Sunday, March 02, 2008

Mediations on Change

the road goes ever on...My darling JP's recent post on change got me to thinking that I really need to change myself. That is, I need to revive this blog and start posting again. I'm sorry I let things lapse for so long.

It's not that there hasn't been anything to write about. Indeed, life goes on, whether we record it or not.

If you followed my blog over the months, you may have noticed that I began well. I posted (realtively) regularly. However, about a year ago, new posts appeared less frequently.

When I (re)started this blog, I wanted to create a space where I wrote about the things I was thinking about. I wanted to think about my experiences and try to draw meaning about what's happened in my life.

As you might expect, that required a bit of retrospection and a bit of personal honesty. As I thought about what I was feeling, I uncovered a certain amount of pain, pain that was as fresh in the moment of discovery as it was the moment it was originally inflicted.

Things like the pain I feel every time I return Kara to her mother. (Sometimes, it's so fresh, I can barely breathe and my heart feels like it's about to burst.) Like the pain I felt when my mother told me I'd need to find a new place to live (I was 18). Like the pain I felt when I said goodbye to my father before he and I could have that grown-up conversation that we kept promising each other that we would have. Like a number of other deeply painful experiences.

Abandonment. Betrayal. Failure. Loss.

Deeply personal and extremely hard to document. Things that, quite honestly, can bring tears to my eyes just by entertaining the memory for more than a few seconds.

So, if you noticed a change in the nature of my posts around the time of JP's surgery, that's why. My mind ran rampant during those hours I sat in the waiting room with no information. (I began to fear I was going to lose her again.)

It was hard to look at that stuff and it's hard to experience these deeply personal and deeply emotional things. Worse, it's hard to find ways to live with that pain, to learn to accept the consequences of those actions, some of which were my own damned fault.

I also felt shame.

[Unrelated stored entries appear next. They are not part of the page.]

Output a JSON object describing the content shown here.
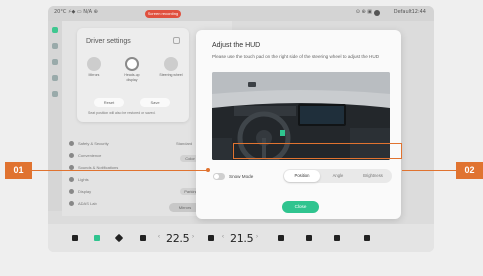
{
  "status": {
    "left": "20°C  ⚡◆  ▭ N/A  ⊕",
    "recording": "Screen recording",
    "right": "⊙   ⊕   ▣",
    "user": "Default",
    "time": "12:44"
  },
  "driver_settings": {
    "title": "Driver settings",
    "modes": [
      "Mirrors",
      "Heads-up display",
      "Steering wheel"
    ],
    "reset_label": "Reset",
    "save_label": "Save",
    "note": "Seat position will also be restored or saved."
  },
  "background_rows": [
    "Safety & Security",
    "Convenience",
    "Sounds & Notifications",
    "Lights",
    "Display",
    "ADAS Lab"
  ],
  "background_labels": {
    "standard": "Standard",
    "color": "Color",
    "parking": "Parking",
    "mirrors": "Mirrors"
  },
  "hud_dialog": {
    "title": "Adjust the HUD",
    "description": "Please use the touch pad on the right side of the steering wheel to adjust the HUD",
    "snow_mode_label": "Snow Mode",
    "snow_mode_on": false,
    "tabs": [
      "Position",
      "Angle",
      "Brightness"
    ],
    "active_tab": "Position",
    "close_label": "Close"
  },
  "dock": {
    "left_temp": "22.5",
    "right_temp": "21.5"
  },
  "callouts": {
    "left": "01",
    "right": "02"
  },
  "colors": {
    "accent_green": "#2fc48f",
    "callout_orange": "#e07330",
    "recording_red": "#e0503e"
  }
}
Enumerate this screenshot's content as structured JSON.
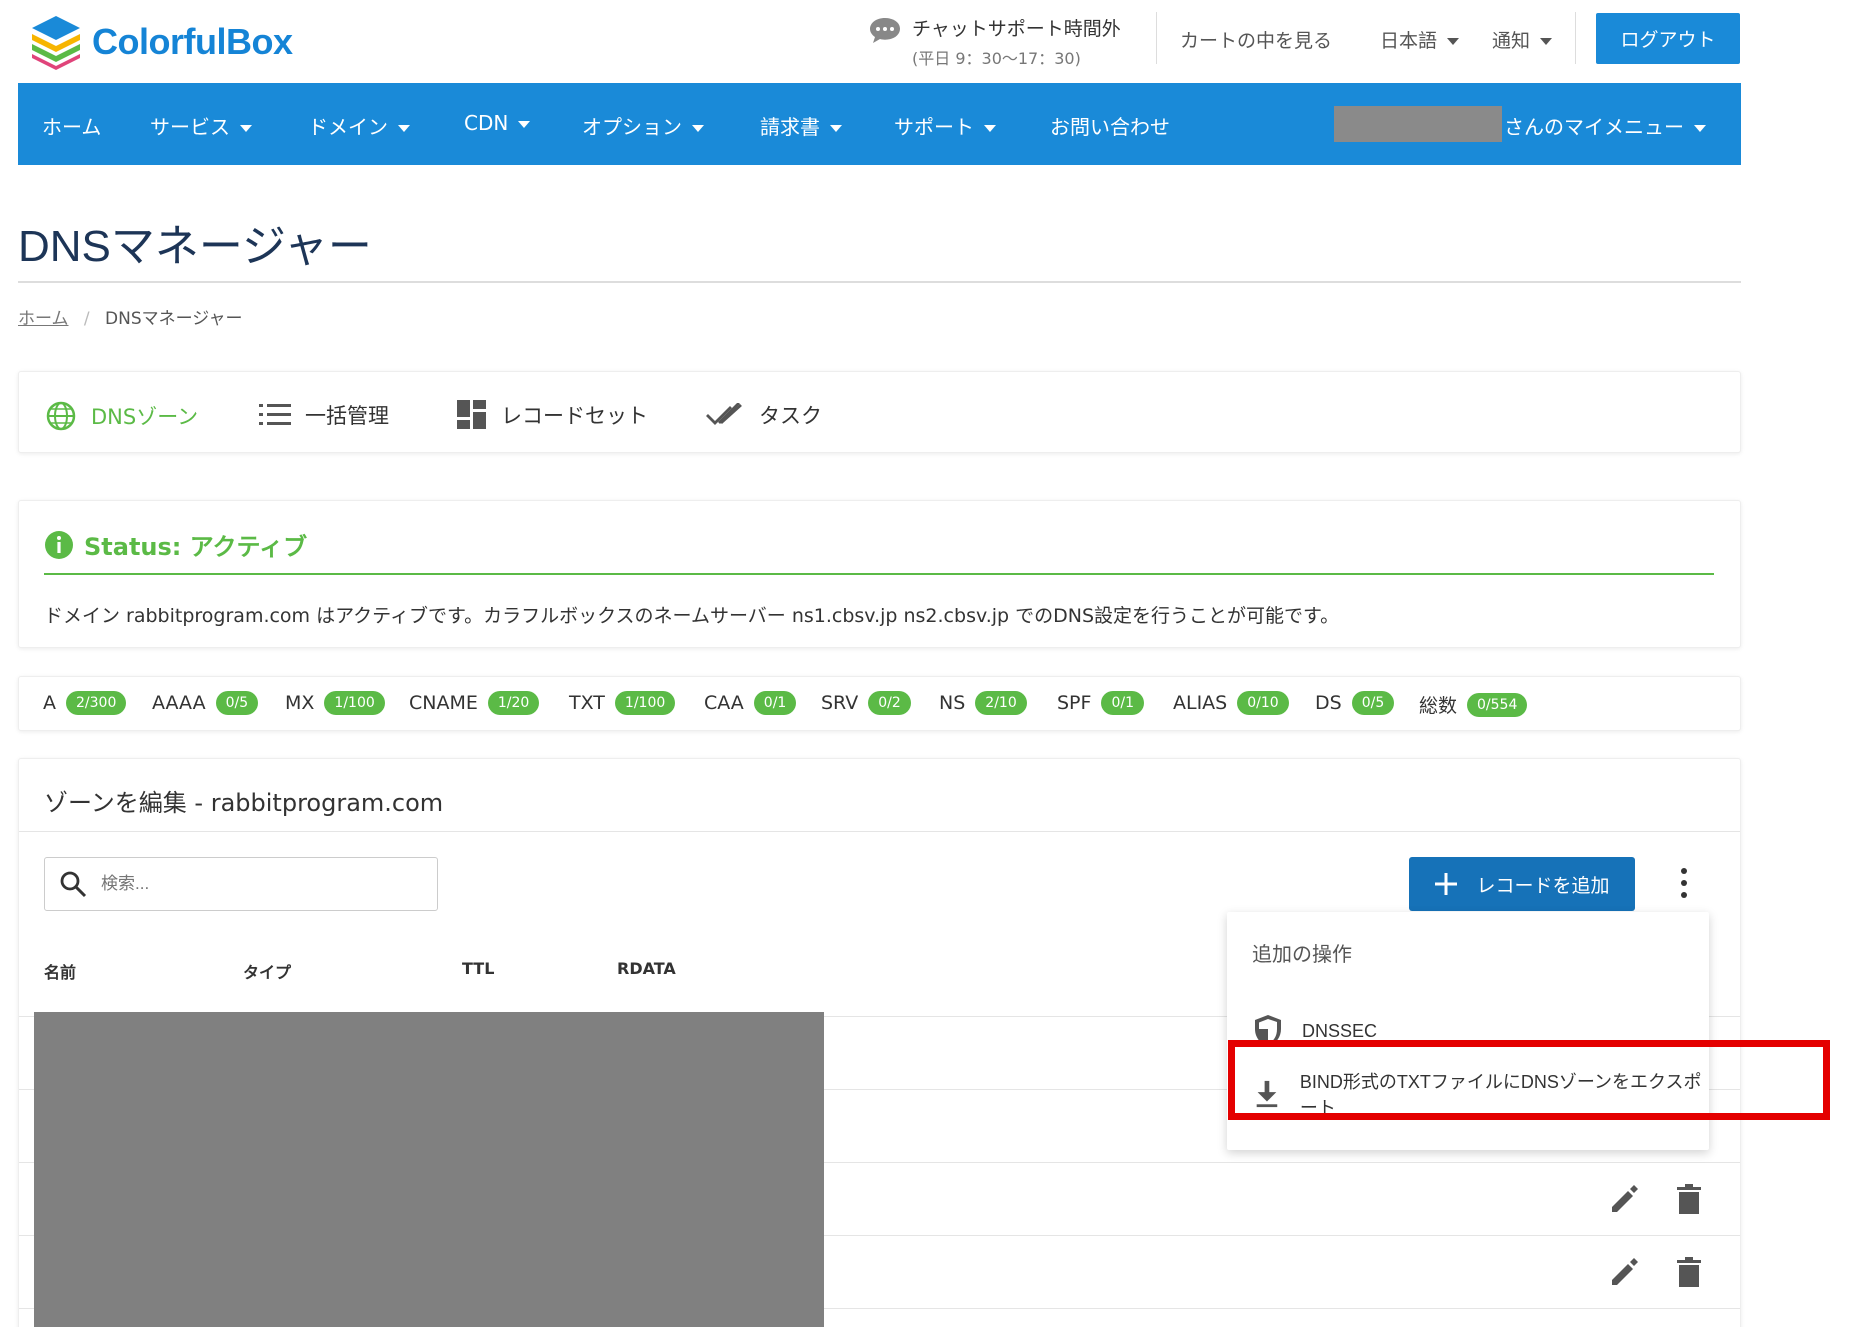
{
  "brand": {
    "name": "ColorfulBox"
  },
  "header": {
    "chat_title": "チャットサポート時間外",
    "chat_hours": "(平日 9：30〜17：30)",
    "cart": "カートの中を見る",
    "language": "日本語",
    "notifications": "通知",
    "logout": "ログアウト"
  },
  "nav": {
    "items": [
      "ホーム",
      "サービス",
      "ドメイン",
      "CDN",
      "オプション",
      "請求書",
      "サポート",
      "お問い合わせ"
    ],
    "user_menu": "さんのマイメニュー"
  },
  "page": {
    "title": "DNSマネージャー"
  },
  "breadcrumb": {
    "home": "ホーム",
    "sep": "/",
    "current": "DNSマネージャー"
  },
  "tabs": [
    {
      "label": "DNSゾーン",
      "icon": "globe-icon",
      "active": true
    },
    {
      "label": "一括管理",
      "icon": "list-icon"
    },
    {
      "label": "レコードセット",
      "icon": "dashboard-icon"
    },
    {
      "label": "タスク",
      "icon": "double-check-icon"
    }
  ],
  "status": {
    "title": "Status: アクティブ",
    "message": "ドメイン rabbitprogram.com はアクティブです。カラフルボックスのネームサーバー ns1.cbsv.jp ns2.cbsv.jp でのDNS設定を行うことが可能です。"
  },
  "record_counts": [
    {
      "type": "A",
      "count": "2/300"
    },
    {
      "type": "AAAA",
      "count": "0/5"
    },
    {
      "type": "MX",
      "count": "1/100"
    },
    {
      "type": "CNAME",
      "count": "1/20"
    },
    {
      "type": "TXT",
      "count": "1/100"
    },
    {
      "type": "CAA",
      "count": "0/1"
    },
    {
      "type": "SRV",
      "count": "0/2"
    },
    {
      "type": "NS",
      "count": "2/10"
    },
    {
      "type": "SPF",
      "count": "0/1"
    },
    {
      "type": "ALIAS",
      "count": "0/10"
    },
    {
      "type": "DS",
      "count": "0/5"
    },
    {
      "type": "総数",
      "count": "0/554"
    }
  ],
  "zone": {
    "heading": "ゾーンを編集 - rabbitprogram.com",
    "search_placeholder": "検索...",
    "add_record": "レコードを追加",
    "columns": [
      "名前",
      "タイプ",
      "TTL",
      "RDATA"
    ]
  },
  "dropdown": {
    "heading": "追加の操作",
    "items": [
      {
        "label": "DNSSEC",
        "icon": "shield-icon"
      },
      {
        "label": "BIND形式のTXTファイルにDNSゾーンをエクスポート",
        "icon": "download-icon"
      }
    ]
  },
  "colors": {
    "brand_blue": "#1a8ad8",
    "success_green": "#5bba46",
    "highlight_red": "#e40000",
    "button_blue": "#1672b8"
  }
}
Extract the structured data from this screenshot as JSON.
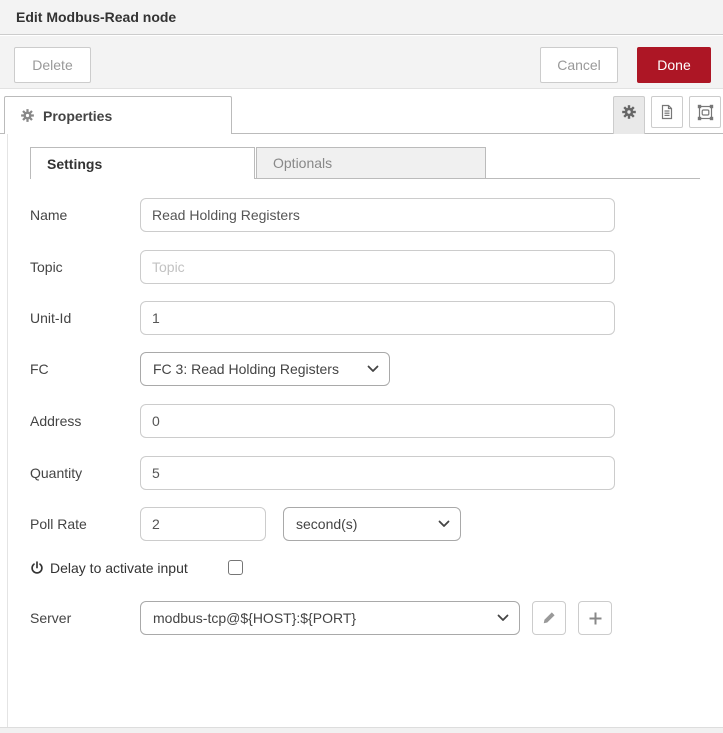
{
  "dialog": {
    "title": "Edit Modbus-Read node"
  },
  "toolbar": {
    "delete_label": "Delete",
    "cancel_label": "Cancel",
    "done_label": "Done"
  },
  "editor_tabs": {
    "properties_label": "Properties",
    "icon_buttons": [
      "gear-icon",
      "document-icon",
      "appearance-icon"
    ]
  },
  "subtabs": {
    "settings_label": "Settings",
    "optionals_label": "Optionals"
  },
  "form": {
    "name": {
      "label": "Name",
      "value": "Read Holding Registers"
    },
    "topic": {
      "label": "Topic",
      "placeholder": "Topic"
    },
    "unit_id": {
      "label": "Unit-Id",
      "value": "1"
    },
    "fc": {
      "label": "FC",
      "value": "FC 3: Read Holding Registers"
    },
    "address": {
      "label": "Address",
      "value": "0"
    },
    "quantity": {
      "label": "Quantity",
      "value": "5"
    },
    "poll_rate": {
      "label": "Poll Rate",
      "value": "2",
      "unit_value": "second(s)"
    },
    "delay": {
      "label": "Delay to activate input",
      "checked": false
    },
    "server": {
      "label": "Server",
      "value": "modbus-tcp@${HOST}:${PORT}"
    }
  },
  "icons": {
    "properties_tab": "gear-icon",
    "delay_row": "power-icon",
    "server_edit": "pencil-icon",
    "server_add": "plus-icon",
    "selects": "chevron-down-icon"
  },
  "colors": {
    "accent_red": "#AD1625",
    "header_bg": "#f3f3f3",
    "tab_border": "#bbbbbb",
    "input_border": "#cccccc"
  }
}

I'm supposed to be a grown-up. You'd think I'd have it all figured out by now, right? Be a man! Suck it up. Cope!

It scared me. I didn't know how to integrate what had happened, let alone explain what (and why) I felt these things. Explain why I feel these things, for some of these emotions are still raw.

I backed away from my writing and I allowed this pain prevent me from finding ways to synthesize, integrate, and share my experiences.

And you know what? That needs to change.

This is a process, a journey (hence the picture, which is from what JP calls my "commuter series") and I apologize for not being willing to be more honest in sharing it with you.

Photo credit: me.

Labels: , ,

4 Comments:

Blogger JP (mom) said...

I'm glad you're rededicating yourself to this process. I love you babe. x...x, JP/deb

6:28 AM  
Blogger Jennifer @ Conversion Diary said...

I just stumbled across your site (not sure how, maybe via "be present, be here"?) and all I can say is - wow. What a moving, touching post. I wish there were some great words of wisdom I could offer that would make it all better. I guess all I can offer is to say that your writing is beautiful, and I think it's really inspiring that you're moving toward change and open to sharing your experiences. You will undoubtedly help others (and hopefully yourself) with your honesty. Thank you for this reflection, and keep up the good work.

5:31 AM  
Blogger Shaz said...

Its been a whole year my friend and its good to see you back. I miss you and your writing xx

5:36 AM  
Blogger Quill Feather said...

Very honest and open. Found your site very refreshing - shall return for another visit.